9月9日付けオピニオン&フォーラム

 タイトルは朝日新聞の特集ですが、この日は「戦場に立つということ」というテーマでのインタビュー記事でした。戦場の心理学の専門家に聞いたものですが、驚きました。まず、アメリカには軍事心理学の専門家がいて、戦場で人を殺すための心理学を研究しているというわけです。第2次大戦中は、米兵は接近戦で的に小銃を撃ったのは15~20%。訓練で条件付けを行い、朝鮮戦争で50~55%に高め、ベトナム戦争では95%にまで上がったというわけです。

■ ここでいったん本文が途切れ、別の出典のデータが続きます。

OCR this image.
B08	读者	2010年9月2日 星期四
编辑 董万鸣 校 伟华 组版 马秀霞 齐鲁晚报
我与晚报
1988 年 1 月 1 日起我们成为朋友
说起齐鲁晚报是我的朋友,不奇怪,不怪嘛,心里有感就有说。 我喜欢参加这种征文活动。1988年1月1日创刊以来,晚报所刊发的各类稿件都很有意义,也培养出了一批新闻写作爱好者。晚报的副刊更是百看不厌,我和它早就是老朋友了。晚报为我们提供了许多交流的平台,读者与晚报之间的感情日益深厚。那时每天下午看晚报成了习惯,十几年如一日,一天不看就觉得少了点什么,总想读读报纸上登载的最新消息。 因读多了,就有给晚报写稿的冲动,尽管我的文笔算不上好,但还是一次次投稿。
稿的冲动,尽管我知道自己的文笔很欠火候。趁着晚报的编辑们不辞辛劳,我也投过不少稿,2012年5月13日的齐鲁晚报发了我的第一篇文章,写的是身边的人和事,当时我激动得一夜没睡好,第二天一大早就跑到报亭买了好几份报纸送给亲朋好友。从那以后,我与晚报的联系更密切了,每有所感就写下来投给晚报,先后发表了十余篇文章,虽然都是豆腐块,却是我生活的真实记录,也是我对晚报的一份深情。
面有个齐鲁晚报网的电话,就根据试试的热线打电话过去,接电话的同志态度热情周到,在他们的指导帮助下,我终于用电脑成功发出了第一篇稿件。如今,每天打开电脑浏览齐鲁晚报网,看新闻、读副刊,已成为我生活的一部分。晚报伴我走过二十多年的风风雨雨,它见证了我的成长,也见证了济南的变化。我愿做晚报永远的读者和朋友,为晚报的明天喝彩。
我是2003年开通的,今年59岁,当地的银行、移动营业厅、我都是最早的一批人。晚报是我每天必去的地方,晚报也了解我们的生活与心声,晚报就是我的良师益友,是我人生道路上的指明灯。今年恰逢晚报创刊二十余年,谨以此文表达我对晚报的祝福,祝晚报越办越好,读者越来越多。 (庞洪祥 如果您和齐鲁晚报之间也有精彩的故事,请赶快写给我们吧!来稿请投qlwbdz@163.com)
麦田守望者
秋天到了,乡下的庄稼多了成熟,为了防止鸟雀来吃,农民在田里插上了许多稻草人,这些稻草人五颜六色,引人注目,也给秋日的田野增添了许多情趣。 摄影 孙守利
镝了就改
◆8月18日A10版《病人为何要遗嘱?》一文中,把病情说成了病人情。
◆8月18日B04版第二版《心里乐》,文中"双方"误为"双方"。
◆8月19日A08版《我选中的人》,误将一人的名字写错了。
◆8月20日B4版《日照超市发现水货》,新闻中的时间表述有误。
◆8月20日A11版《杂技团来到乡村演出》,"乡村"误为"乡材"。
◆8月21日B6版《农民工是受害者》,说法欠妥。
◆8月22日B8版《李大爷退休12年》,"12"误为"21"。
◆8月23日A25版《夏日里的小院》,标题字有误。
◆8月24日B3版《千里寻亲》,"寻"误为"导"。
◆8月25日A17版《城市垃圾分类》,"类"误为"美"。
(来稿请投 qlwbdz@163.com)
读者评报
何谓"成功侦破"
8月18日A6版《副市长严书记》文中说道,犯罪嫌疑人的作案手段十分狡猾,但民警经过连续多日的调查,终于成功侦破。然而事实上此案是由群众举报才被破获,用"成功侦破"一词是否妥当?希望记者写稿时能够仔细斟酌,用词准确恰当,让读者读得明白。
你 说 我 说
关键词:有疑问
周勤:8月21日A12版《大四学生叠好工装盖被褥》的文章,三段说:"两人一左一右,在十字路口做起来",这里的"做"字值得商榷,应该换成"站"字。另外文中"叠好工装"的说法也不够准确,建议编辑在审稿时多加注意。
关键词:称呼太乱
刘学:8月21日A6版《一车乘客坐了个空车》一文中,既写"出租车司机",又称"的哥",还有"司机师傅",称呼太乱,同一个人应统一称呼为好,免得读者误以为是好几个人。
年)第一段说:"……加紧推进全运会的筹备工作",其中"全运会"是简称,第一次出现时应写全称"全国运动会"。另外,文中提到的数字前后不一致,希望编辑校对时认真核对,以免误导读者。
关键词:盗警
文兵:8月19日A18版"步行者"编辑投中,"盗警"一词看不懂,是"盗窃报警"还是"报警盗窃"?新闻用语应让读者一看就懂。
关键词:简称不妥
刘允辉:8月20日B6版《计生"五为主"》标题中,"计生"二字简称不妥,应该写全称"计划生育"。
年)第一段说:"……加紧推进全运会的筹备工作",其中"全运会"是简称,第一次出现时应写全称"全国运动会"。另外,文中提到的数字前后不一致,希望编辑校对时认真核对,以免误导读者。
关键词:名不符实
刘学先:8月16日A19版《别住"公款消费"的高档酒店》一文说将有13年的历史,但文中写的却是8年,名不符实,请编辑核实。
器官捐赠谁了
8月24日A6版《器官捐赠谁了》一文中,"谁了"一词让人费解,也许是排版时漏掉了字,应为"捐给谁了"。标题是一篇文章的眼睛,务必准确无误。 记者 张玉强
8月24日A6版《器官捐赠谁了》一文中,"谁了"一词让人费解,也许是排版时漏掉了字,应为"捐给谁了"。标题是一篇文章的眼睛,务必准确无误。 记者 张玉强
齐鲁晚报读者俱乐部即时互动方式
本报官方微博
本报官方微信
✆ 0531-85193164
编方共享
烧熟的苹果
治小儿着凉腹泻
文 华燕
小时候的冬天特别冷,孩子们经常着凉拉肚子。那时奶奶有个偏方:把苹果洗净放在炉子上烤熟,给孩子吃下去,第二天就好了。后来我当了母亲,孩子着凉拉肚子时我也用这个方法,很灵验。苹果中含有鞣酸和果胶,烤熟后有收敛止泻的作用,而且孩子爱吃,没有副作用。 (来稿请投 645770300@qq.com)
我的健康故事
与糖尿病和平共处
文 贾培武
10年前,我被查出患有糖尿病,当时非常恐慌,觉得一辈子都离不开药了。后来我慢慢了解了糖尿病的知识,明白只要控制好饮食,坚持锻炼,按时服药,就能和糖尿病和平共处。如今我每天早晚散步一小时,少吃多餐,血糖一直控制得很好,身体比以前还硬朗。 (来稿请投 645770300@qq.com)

「心身を追い込む訓練でストレス耐性をつけ、心理的課題もあらかじめ解決しておく…」と述べ、訓練のやり方次第で人は戦場で100%人を殺せるようになると説明しています。
 戦争に利用される研究を行う研究者は、倫理的にどうなのかなと思います。そのような研究は拒否すべきでしょう。しかし、先日読んだ本では、社会を発展させる科学と戦争に利用される科学は表裏一体だと書いてありました。その見極めは非常にむずかしいものになってきているようですが、私たちは想像力をもって対抗していくしかないのかもしれません。このインタビュー記事に答えていた心理学の専門家は、軍服姿で2枚とも写っていました。自分は軍人だからこのような研究を進めるのだと言っているようでした。